Le polar te va si bien

 


Toute couleur est politique. Pour ne parler que du monde des livres, par exemple, la blanche de Gallimard blouse le regard en dissimulant sous une absence clinique d’engagement toute chose et son contraire, de même que, jadis, les messieurs enfilaient à la tombée du jour le dinner jacket, uniforme obscur destiné à faire ressortir leur personnalité, souvent occultée par le tweed et le prince-de-galles quotidien. P.O.L. opte pour le blanc azyme, par contre Fayard triche : il couvre plus blanc que Gallimard mais ajoute souvent un bandeau en quadrichromie. Pendant ce temps, Grasset ne met jamais d’eau dans ses couvertures pastis 51. Et le plus gros libraire de France se reconnaît de loin à ses sacs en matière inrecyclable, couleur moutarde écrasée.
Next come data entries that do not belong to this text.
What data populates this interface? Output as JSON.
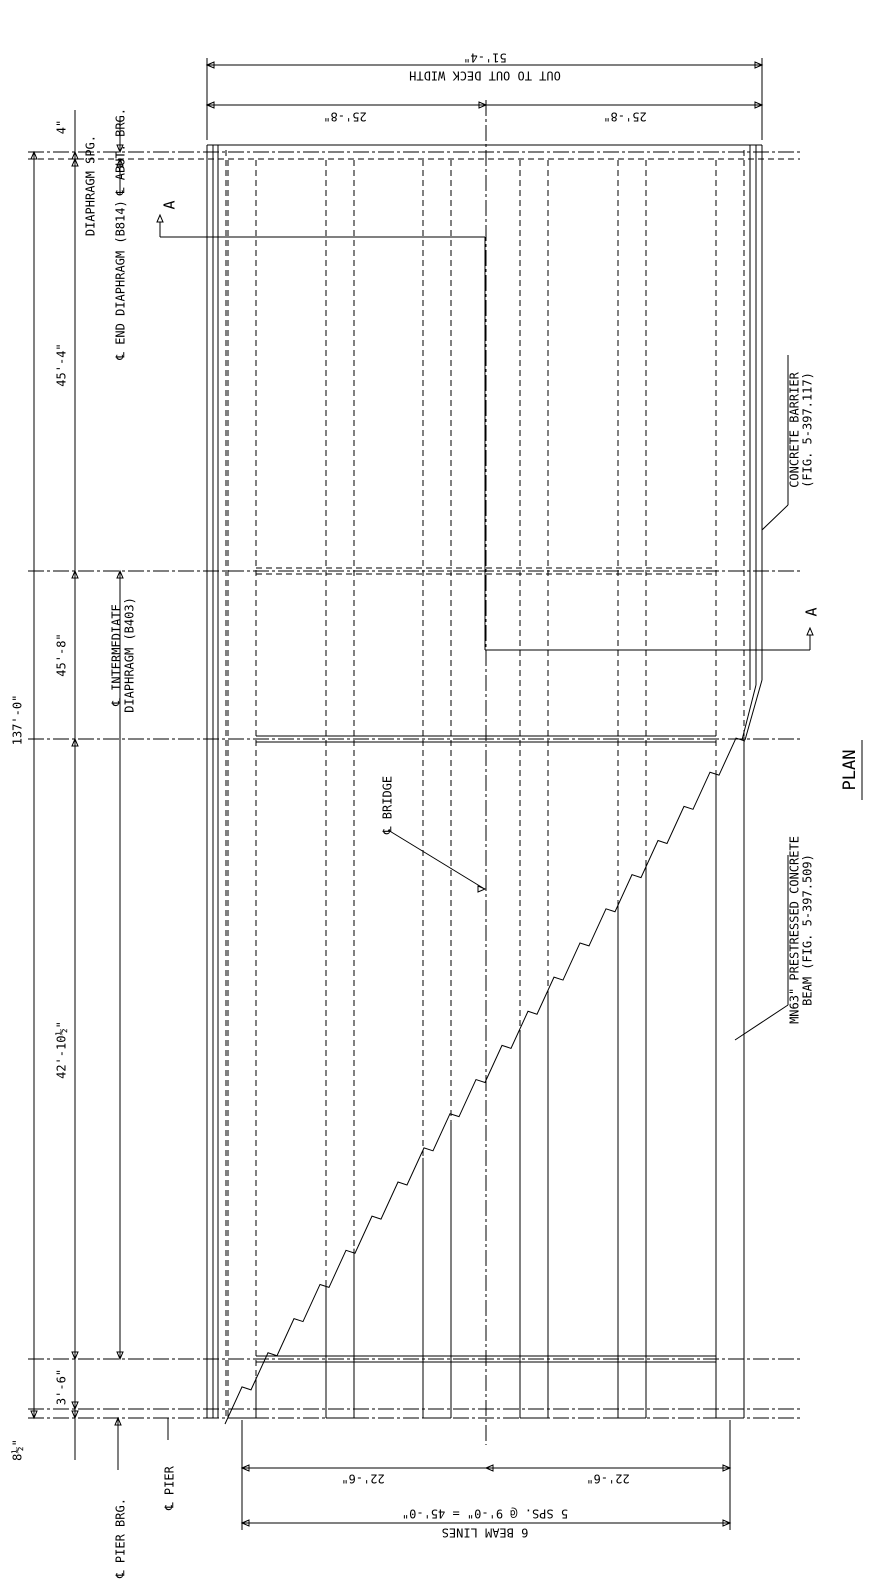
{
  "labels": {
    "diaphragm_spg": "DIAPHRAGM SPG.",
    "abut_brg": "℄ ABUT. BRG.",
    "end_diaphragm": "℄ END DIAPHRAGM (B814)",
    "intermediate": [
      "℄ INTERMEDIATE",
      "DIAPHRAGM (B403)"
    ],
    "bridge": "℄ BRIDGE",
    "pier_brg": "℄ PIER BRG.",
    "pier": "℄ PIER",
    "barrier": [
      "CONCRETE BARRIER",
      "(FIG. 5-397.117)"
    ],
    "beam": [
      "MN63\" PRESTRESSED CONCRETE",
      "BEAM (FIG. 5-397.509)"
    ],
    "section_a": [
      "A",
      "A"
    ],
    "view_title": "PLAN"
  },
  "dimensions": {
    "spacing": [
      "4\"",
      "45'-4\"",
      "45'-8\"",
      "42'-10½\"",
      "3'-6\"",
      "8½\""
    ],
    "overall_length": "137'-0\"",
    "deck_width": "51'-4\"",
    "deck_width_label": "OUT TO OUT DECK WIDTH",
    "half_width": [
      "25'-8\"",
      "25'-8\""
    ],
    "beam_half": [
      "22'-6\"",
      "22'-6\""
    ],
    "beam_spacing": "5 SPS. @ 9'-0\" = 45'-0\"",
    "beam_lines": "6 BEAM LINES"
  }
}
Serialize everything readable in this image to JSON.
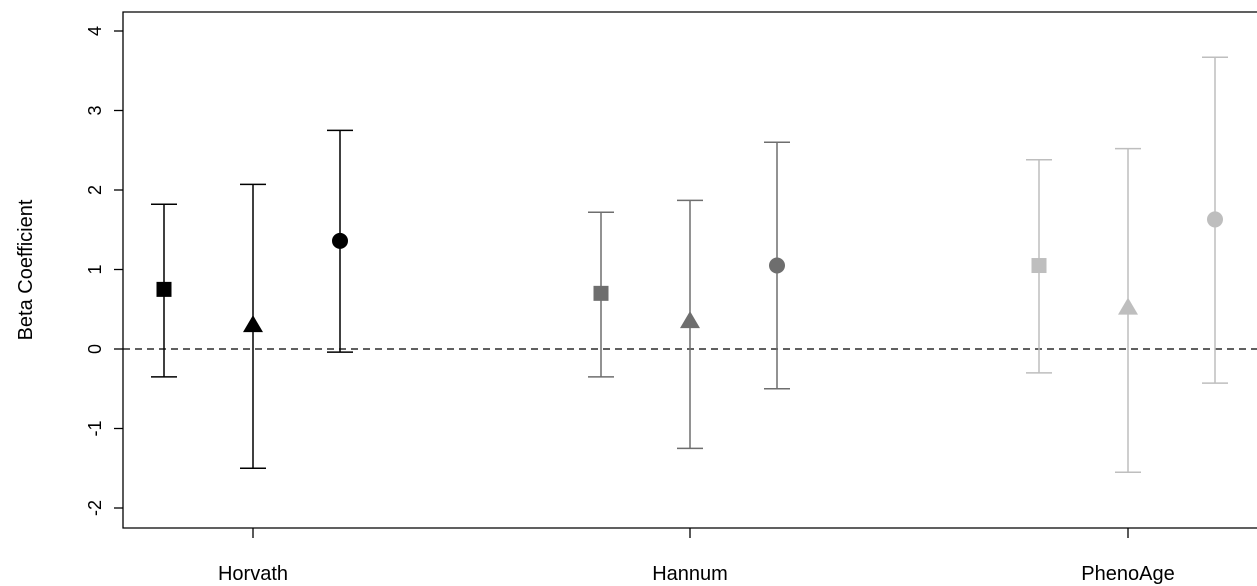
{
  "chart_data": {
    "type": "scatter",
    "subtype": "point-estimate-with-confidence-intervals",
    "title": "",
    "xlabel": "",
    "ylabel": "Beta Coefficient",
    "ylim": [
      -2.2,
      4.2
    ],
    "yticks": [
      -2,
      -1,
      0,
      1,
      2,
      3,
      4
    ],
    "ytick_labels": [
      "-2",
      "-1",
      "0",
      "1",
      "2",
      "3",
      "4"
    ],
    "reference_line": {
      "y": 0,
      "style": "dashed"
    },
    "grid": false,
    "legend": "none",
    "categories": [
      "Horvath",
      "Hannum",
      "PhenoAge"
    ],
    "markers": [
      "square",
      "triangle",
      "circle"
    ],
    "groups": [
      {
        "category": "Horvath",
        "color": "#000000",
        "points": [
          {
            "marker": "square",
            "estimate": 0.75,
            "lower": -0.35,
            "upper": 1.82
          },
          {
            "marker": "triangle",
            "estimate": 0.3,
            "lower": -1.5,
            "upper": 2.07
          },
          {
            "marker": "circle",
            "estimate": 1.36,
            "lower": -0.04,
            "upper": 2.75
          }
        ]
      },
      {
        "category": "Hannum",
        "color": "#6e6e6e",
        "points": [
          {
            "marker": "square",
            "estimate": 0.7,
            "lower": -0.35,
            "upper": 1.72
          },
          {
            "marker": "triangle",
            "estimate": 0.35,
            "lower": -1.25,
            "upper": 1.87
          },
          {
            "marker": "circle",
            "estimate": 1.05,
            "lower": -0.5,
            "upper": 2.6
          }
        ]
      },
      {
        "category": "PhenoAge",
        "color": "#bebebe",
        "points": [
          {
            "marker": "square",
            "estimate": 1.05,
            "lower": -0.3,
            "upper": 2.38
          },
          {
            "marker": "triangle",
            "estimate": 0.52,
            "lower": -1.55,
            "upper": 2.52
          },
          {
            "marker": "circle",
            "estimate": 1.63,
            "lower": -0.43,
            "upper": 3.67
          }
        ]
      }
    ]
  }
}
« Ma double devise est de leur être utile et de les amuser honnêtement » dit Louis Hachette, pensant avec charité bien ordonnée à tous ces voyageurs qui s’ennuient dans le train. Une vingtaine de titres plus tard, en 1858, la Bibliothèque des Chemins de fer devient « rose illustrée » avec Les Malheurs de Sophie. C’est qu’entre-temps Eugène de Ségur, président de la Compagnie des chemins de fer de l’Est, avait réussi à placer sa femme comme auteur chez Hachette ; celle-ci se mit comme on sait à écrire des romans d’un sadisme cru, impeccablement en disharmonie avec la couleur guêpière donnée à la collection. Les héritiers Hachette n’ayant pas beaucoup d’imagination, comme il se doit chez des héritiers, il ne leur restait qu’à décliner l’arc-en-ciel de la fortune. Ainsi naquit la Bibliothèque verte en 1924 à l’intention des adolescents ; vert comme pas mûr ont-ils pensé sans doute. Ils n’osèrent pas toutefois adopter par la suite le bleu, qui désignait depuis deux siècles la littérature de colportage ou « abandonnée au peuple », laquelle se vendait deux sols le volume dans la même panière que les aiguilles et les rubans.
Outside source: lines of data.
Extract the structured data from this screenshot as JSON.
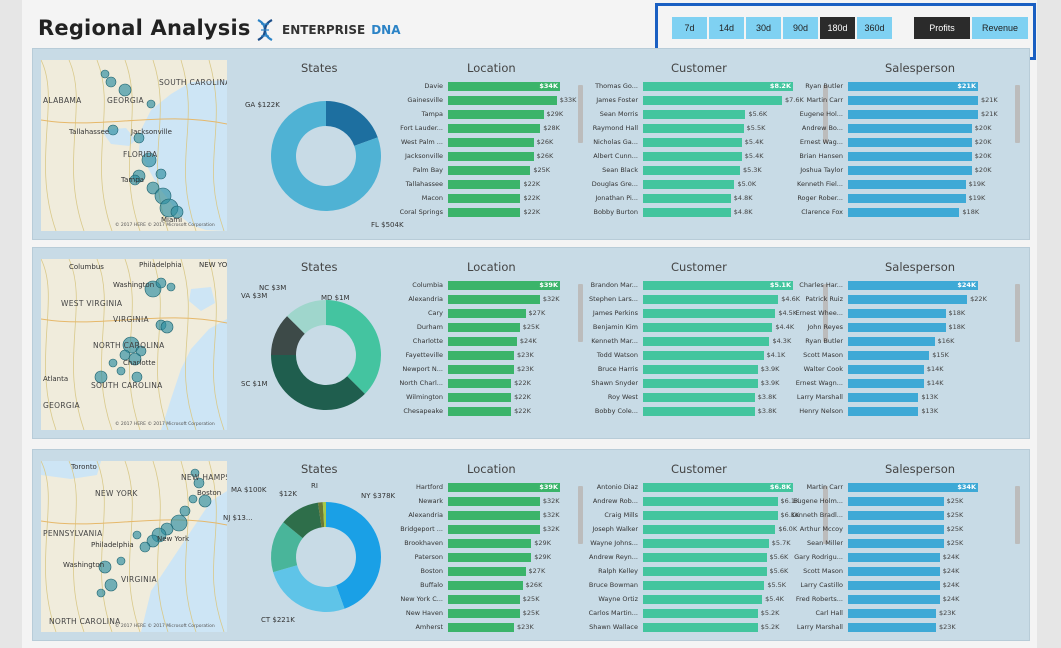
{
  "header": {
    "title": "Regional Analysis",
    "brand_primary": "ENTERPRISE",
    "brand_secondary": "DNA",
    "logo_icon": "dna-helix-icon"
  },
  "period_slicer": {
    "options": [
      "7d",
      "14d",
      "30d",
      "90d",
      "180d",
      "360d"
    ],
    "selected": "180d"
  },
  "metric_slicer": {
    "options": [
      "Profits",
      "Revenue"
    ],
    "selected": "Profits"
  },
  "colors": {
    "slicer_bg": "#7fd1f2",
    "slicer_selected": "#2b2b2b",
    "highlight_border": "#1a5fc2",
    "panel_bg": "#c8dbe6",
    "location_bar": "#3bb46a",
    "customer_bar": "#43c59e",
    "salesperson_bar": "#3ea9d6",
    "map_bubble": "#2d8ea0"
  },
  "section_titles": {
    "states": "States",
    "location": "Location",
    "customer": "Customer",
    "salesperson": "Salesperson"
  },
  "panels": [
    {
      "map": {
        "labels": [
          "SOUTH CAROLINA",
          "ALABAMA",
          "GEORGIA",
          "Tallahassee",
          "Jacksonville",
          "FLORIDA",
          "Tampa",
          "Miami"
        ],
        "footer": "© 2017 HERE  © 2017 Microsoft Corporation"
      },
      "states": {
        "slices": [
          {
            "label": "GA $122K",
            "value": 122,
            "color": "#1d6fa0"
          },
          {
            "label": "FL $504K",
            "value": 504,
            "color": "#4fb2d4"
          }
        ]
      },
      "location": [
        {
          "name": "Davie",
          "value": "$34K",
          "v": 34
        },
        {
          "name": "Gainesville",
          "value": "$33K",
          "v": 33
        },
        {
          "name": "Tampa",
          "value": "$29K",
          "v": 29
        },
        {
          "name": "Fort Lauder...",
          "value": "$28K",
          "v": 28
        },
        {
          "name": "West Palm ...",
          "value": "$26K",
          "v": 26
        },
        {
          "name": "Jacksonville",
          "value": "$26K",
          "v": 26
        },
        {
          "name": "Palm Bay",
          "value": "$25K",
          "v": 25
        },
        {
          "name": "Tallahassee",
          "value": "$22K",
          "v": 22
        },
        {
          "name": "Macon",
          "value": "$22K",
          "v": 22
        },
        {
          "name": "Coral Springs",
          "value": "$22K",
          "v": 22
        }
      ],
      "customer": [
        {
          "name": "Thomas Go...",
          "value": "$8.2K",
          "v": 8.2
        },
        {
          "name": "James Foster",
          "value": "$7.6K",
          "v": 7.6
        },
        {
          "name": "Sean Morris",
          "value": "$5.6K",
          "v": 5.6
        },
        {
          "name": "Raymond Hall",
          "value": "$5.5K",
          "v": 5.5
        },
        {
          "name": "Nicholas Ga...",
          "value": "$5.4K",
          "v": 5.4
        },
        {
          "name": "Albert Cunn...",
          "value": "$5.4K",
          "v": 5.4
        },
        {
          "name": "Sean Black",
          "value": "$5.3K",
          "v": 5.3
        },
        {
          "name": "Douglas Gre...",
          "value": "$5.0K",
          "v": 5.0
        },
        {
          "name": "Jonathan Pi...",
          "value": "$4.8K",
          "v": 4.8
        },
        {
          "name": "Bobby Burton",
          "value": "$4.8K",
          "v": 4.8
        }
      ],
      "salesperson": [
        {
          "name": "Ryan Butler",
          "value": "$21K",
          "v": 21
        },
        {
          "name": "Martin Carr",
          "value": "$21K",
          "v": 21
        },
        {
          "name": "Eugene Hol...",
          "value": "$21K",
          "v": 21
        },
        {
          "name": "Andrew Bo...",
          "value": "$20K",
          "v": 20
        },
        {
          "name": "Ernest Wag...",
          "value": "$20K",
          "v": 20
        },
        {
          "name": "Brian Hansen",
          "value": "$20K",
          "v": 20
        },
        {
          "name": "Joshua Taylor",
          "value": "$20K",
          "v": 20
        },
        {
          "name": "Kenneth Fiel...",
          "value": "$19K",
          "v": 19
        },
        {
          "name": "Roger Rober...",
          "value": "$19K",
          "v": 19
        },
        {
          "name": "Clarence Fox",
          "value": "$18K",
          "v": 18
        }
      ]
    },
    {
      "map": {
        "labels": [
          "Columbus",
          "Philadelphia",
          "NEW YOR",
          "Washington",
          "WEST VIRGINIA",
          "VIRGINIA",
          "NORTH CAROLINA",
          "Charlotte",
          "Atlanta",
          "SOUTH CAROLINA",
          "GEORGIA"
        ],
        "footer": "© 2017 HERE  © 2017 Microsoft Corporation"
      },
      "states": {
        "slices": [
          {
            "label": "NC $3M",
            "value": 3,
            "color": "#44c4a0"
          },
          {
            "label": "VA $3M",
            "value": 3,
            "color": "#1f5e4e"
          },
          {
            "label": "SC $1M",
            "value": 1,
            "color": "#3d4a48"
          },
          {
            "label": "MD $1M",
            "value": 1,
            "color": "#9fd6cc"
          }
        ]
      },
      "location": [
        {
          "name": "Columbia",
          "value": "$39K",
          "v": 39
        },
        {
          "name": "Alexandria",
          "value": "$32K",
          "v": 32
        },
        {
          "name": "Cary",
          "value": "$27K",
          "v": 27
        },
        {
          "name": "Durham",
          "value": "$25K",
          "v": 25
        },
        {
          "name": "Charlotte",
          "value": "$24K",
          "v": 24
        },
        {
          "name": "Fayetteville",
          "value": "$23K",
          "v": 23
        },
        {
          "name": "Newport N...",
          "value": "$23K",
          "v": 23
        },
        {
          "name": "North Charl...",
          "value": "$22K",
          "v": 22
        },
        {
          "name": "Wilmington",
          "value": "$22K",
          "v": 22
        },
        {
          "name": "Chesapeake",
          "value": "$22K",
          "v": 22
        }
      ],
      "customer": [
        {
          "name": "Brandon Mar...",
          "value": "$5.1K",
          "v": 5.1
        },
        {
          "name": "Stephen Lars...",
          "value": "$4.6K",
          "v": 4.6
        },
        {
          "name": "James Perkins",
          "value": "$4.5K",
          "v": 4.5
        },
        {
          "name": "Benjamin Kim",
          "value": "$4.4K",
          "v": 4.4
        },
        {
          "name": "Kenneth Mar...",
          "value": "$4.3K",
          "v": 4.3
        },
        {
          "name": "Todd Watson",
          "value": "$4.1K",
          "v": 4.1
        },
        {
          "name": "Bruce Harris",
          "value": "$3.9K",
          "v": 3.9
        },
        {
          "name": "Shawn Snyder",
          "value": "$3.9K",
          "v": 3.9
        },
        {
          "name": "Roy West",
          "value": "$3.8K",
          "v": 3.8
        },
        {
          "name": "Bobby Cole...",
          "value": "$3.8K",
          "v": 3.8
        }
      ],
      "salesperson": [
        {
          "name": "Charles Har...",
          "value": "$24K",
          "v": 24
        },
        {
          "name": "Patrick Ruiz",
          "value": "$22K",
          "v": 22
        },
        {
          "name": "Ernest Whee...",
          "value": "$18K",
          "v": 18
        },
        {
          "name": "John Reyes",
          "value": "$18K",
          "v": 18
        },
        {
          "name": "Ryan Butler",
          "value": "$16K",
          "v": 16
        },
        {
          "name": "Scott Mason",
          "value": "$15K",
          "v": 15
        },
        {
          "name": "Walter Cook",
          "value": "$14K",
          "v": 14
        },
        {
          "name": "Ernest Wagn...",
          "value": "$14K",
          "v": 14
        },
        {
          "name": "Larry Marshall",
          "value": "$13K",
          "v": 13
        },
        {
          "name": "Henry Nelson",
          "value": "$13K",
          "v": 13
        }
      ]
    },
    {
      "map": {
        "labels": [
          "Toronto",
          "NEW HAMPSHIRE",
          "NEW YORK",
          "Boston",
          "PENNSYLVANIA",
          "Philadelphia",
          "New York",
          "Washington",
          "VIRGINIA",
          "NORTH CAROLINA"
        ],
        "footer": "© 2017 HERE  © 2017 Microsoft Corporation"
      },
      "states": {
        "slices": [
          {
            "label": "NY $378K",
            "value": 378,
            "color": "#1aa0e6"
          },
          {
            "label": "CT $221K",
            "value": 221,
            "color": "#5fc4e8"
          },
          {
            "label": "NJ $13...",
            "value": 130,
            "color": "#49b59a"
          },
          {
            "label": "MA $100K",
            "value": 100,
            "color": "#2e6e4a"
          },
          {
            "label": "$12K",
            "value": 12,
            "color": "#6a7a36"
          },
          {
            "label": "RI",
            "value": 8,
            "color": "#a6c94a"
          }
        ]
      },
      "location": [
        {
          "name": "Hartford",
          "value": "$39K",
          "v": 39
        },
        {
          "name": "Newark",
          "value": "$32K",
          "v": 32
        },
        {
          "name": "Alexandria",
          "value": "$32K",
          "v": 32
        },
        {
          "name": "Bridgeport ...",
          "value": "$32K",
          "v": 32
        },
        {
          "name": "Brookhaven",
          "value": "$29K",
          "v": 29
        },
        {
          "name": "Paterson",
          "value": "$29K",
          "v": 29
        },
        {
          "name": "Boston",
          "value": "$27K",
          "v": 27
        },
        {
          "name": "Buffalo",
          "value": "$26K",
          "v": 26
        },
        {
          "name": "New York C...",
          "value": "$25K",
          "v": 25
        },
        {
          "name": "New Haven",
          "value": "$25K",
          "v": 25
        },
        {
          "name": "Amherst",
          "value": "$23K",
          "v": 23
        }
      ],
      "customer": [
        {
          "name": "Antonio Diaz",
          "value": "$6.8K",
          "v": 6.8
        },
        {
          "name": "Andrew Rob...",
          "value": "$6.1K",
          "v": 6.1
        },
        {
          "name": "Craig Mills",
          "value": "$6.1K",
          "v": 6.1
        },
        {
          "name": "Joseph Walker",
          "value": "$6.0K",
          "v": 6.0
        },
        {
          "name": "Wayne Johns...",
          "value": "$5.7K",
          "v": 5.7
        },
        {
          "name": "Andrew Reyn...",
          "value": "$5.6K",
          "v": 5.6
        },
        {
          "name": "Ralph Kelley",
          "value": "$5.6K",
          "v": 5.6
        },
        {
          "name": "Bruce Bowman",
          "value": "$5.5K",
          "v": 5.5
        },
        {
          "name": "Wayne Ortiz",
          "value": "$5.4K",
          "v": 5.4
        },
        {
          "name": "Carlos Martin...",
          "value": "$5.2K",
          "v": 5.2
        },
        {
          "name": "Shawn Wallace",
          "value": "$5.2K",
          "v": 5.2
        }
      ],
      "salesperson": [
        {
          "name": "Martin Carr",
          "value": "$34K",
          "v": 34
        },
        {
          "name": "Eugene Holm...",
          "value": "$25K",
          "v": 25
        },
        {
          "name": "Kenneth Bradl...",
          "value": "$25K",
          "v": 25
        },
        {
          "name": "Arthur Mccoy",
          "value": "$25K",
          "v": 25
        },
        {
          "name": "Sean Miller",
          "value": "$25K",
          "v": 25
        },
        {
          "name": "Gary Rodrigu...",
          "value": "$24K",
          "v": 24
        },
        {
          "name": "Scott Mason",
          "value": "$24K",
          "v": 24
        },
        {
          "name": "Larry Castillo",
          "value": "$24K",
          "v": 24
        },
        {
          "name": "Fred Roberts...",
          "value": "$24K",
          "v": 24
        },
        {
          "name": "Carl Hall",
          "value": "$23K",
          "v": 23
        },
        {
          "name": "Larry Marshall",
          "value": "$23K",
          "v": 23
        }
      ]
    }
  ]
}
La Bibliothèque Rouge et or offrait un minimum de munificence aux modestes lecteurs de 1950 avec son alliance héraldique riche comme le sang et or des Roussillonnais : « Sans quai hors », prononçait-on alors dans les rues ravagées par la tramontane, qui est l’haleine des toros.

Dans la bouche du bibliothécaire des universités et assorti à sa tenue, « Littérature grise » recouvre articles, thèses,  rapports de stages ou de projets, support de cours, etc. Comme pour vous décourager de les ouvrir.

Désignant à la fois une chambre, une marque et un chien, le jaune représenterait-il un idéal dans l’inconscient de l’écrivain populaire ? Les fameux ouvrages de Leroux, Jacobs et Simenon, si on a traduit leur titre mot à mot, doivent connaître un gentil succès en Chine, où huangse zuopin les « œuvres jaunes », désignent les productions érotiques de la littérature. Nuance sonnante et trébuchante.

Et pour le genre obscur et froncé, tous les adorateurs de l’œillet vous le diront, rien ne vaut le violet.